Budapeste - O Governo da Hungria prometeu indenizações aos afetados pelo vazamento de resíduos tóxicos no sudoeste do país e indicou que reconstruirá a área devastada, informa hoje a imprensa local. O primeiro-ministro húngaro, Viktor Orbán, fez essa declaração ao jornal "Nepszabadsag" e indicou que todas as forças necessárias foram mobilizadas para a situação.

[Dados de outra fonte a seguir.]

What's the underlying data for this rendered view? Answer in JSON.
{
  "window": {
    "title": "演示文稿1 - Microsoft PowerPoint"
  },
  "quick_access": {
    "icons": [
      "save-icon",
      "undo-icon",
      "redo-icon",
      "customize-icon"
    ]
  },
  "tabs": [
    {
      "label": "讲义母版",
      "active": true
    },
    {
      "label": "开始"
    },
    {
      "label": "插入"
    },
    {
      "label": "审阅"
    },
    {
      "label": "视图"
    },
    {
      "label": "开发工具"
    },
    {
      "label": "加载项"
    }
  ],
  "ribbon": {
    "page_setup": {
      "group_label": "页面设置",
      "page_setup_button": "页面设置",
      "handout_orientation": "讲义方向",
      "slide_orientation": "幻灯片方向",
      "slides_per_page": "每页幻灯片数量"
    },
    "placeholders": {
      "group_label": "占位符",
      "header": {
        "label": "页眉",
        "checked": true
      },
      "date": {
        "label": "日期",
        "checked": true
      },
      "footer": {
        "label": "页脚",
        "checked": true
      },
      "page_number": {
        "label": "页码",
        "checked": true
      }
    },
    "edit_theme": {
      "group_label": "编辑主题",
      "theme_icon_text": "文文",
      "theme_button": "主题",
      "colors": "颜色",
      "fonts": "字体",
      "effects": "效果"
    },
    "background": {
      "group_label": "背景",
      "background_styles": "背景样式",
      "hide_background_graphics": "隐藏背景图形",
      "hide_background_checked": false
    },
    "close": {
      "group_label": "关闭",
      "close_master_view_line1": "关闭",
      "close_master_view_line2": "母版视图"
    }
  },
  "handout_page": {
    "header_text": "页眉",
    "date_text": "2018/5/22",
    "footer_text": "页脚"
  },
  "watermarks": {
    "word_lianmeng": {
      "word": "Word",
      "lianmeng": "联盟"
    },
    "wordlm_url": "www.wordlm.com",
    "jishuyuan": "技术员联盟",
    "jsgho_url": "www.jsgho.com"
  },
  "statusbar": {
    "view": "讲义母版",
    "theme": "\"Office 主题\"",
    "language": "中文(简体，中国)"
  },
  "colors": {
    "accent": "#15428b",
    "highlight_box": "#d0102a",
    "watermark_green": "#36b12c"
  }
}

Dessa forma, continuou Orbán, o Governo quer garantir que todos os atingidos voltem a ter um lar para o inverno, que inicia em dezembro no Hemisfério Norte. Um vazamento de resíduos tóxicos ocorrido na segunda-feira causou a morte de quatro pessoas e deixou feridos mais de uma centena de moradores de sete povoados, após a ruptura de um dique de uma fábrica de alumínio, despejando um material conhecido como "barro vermelho", uma substância química muito tóxica, corrosiva e alcalina.

O acidente motivou a declaração de estado de emergência nos condados de Veszprem, Gyor-Moson-Sopron e Vas. As aldeias de Kolontár e Devecser ficaram gravemente afetadas pela catástrofe e mais de 400 pessoas foram evacuadas. Segundo Orbán, tudo indica que o acidente não teve causas meteorológicas, mas que certamente decorreu de falha humana.

Ele prometeu investigações para esclarecer os detalhes do vazamento de 1 milhão de metros cúbicos da substância tóxica. Soldados, policiais, ambulâncias e voluntários iniciaram ontem as obras de reconstrução da região atingida. O secretário de Estado para o Meio Ambiente, Zoltán Illés, qualificou o ocorrido de "catástrofe ecológica".

As obras buscarão hoje, sobretudo, reconstruir a infraestrutura destruída e neutralizar a contaminação, que poderia chegar até o Danúbio e causar um desastre ainda maior. Por essas razões, os especialistas utilizam substâncias para neutralizar os tóxicos em vários pontos do rio Marcal, afluente do Danúbio.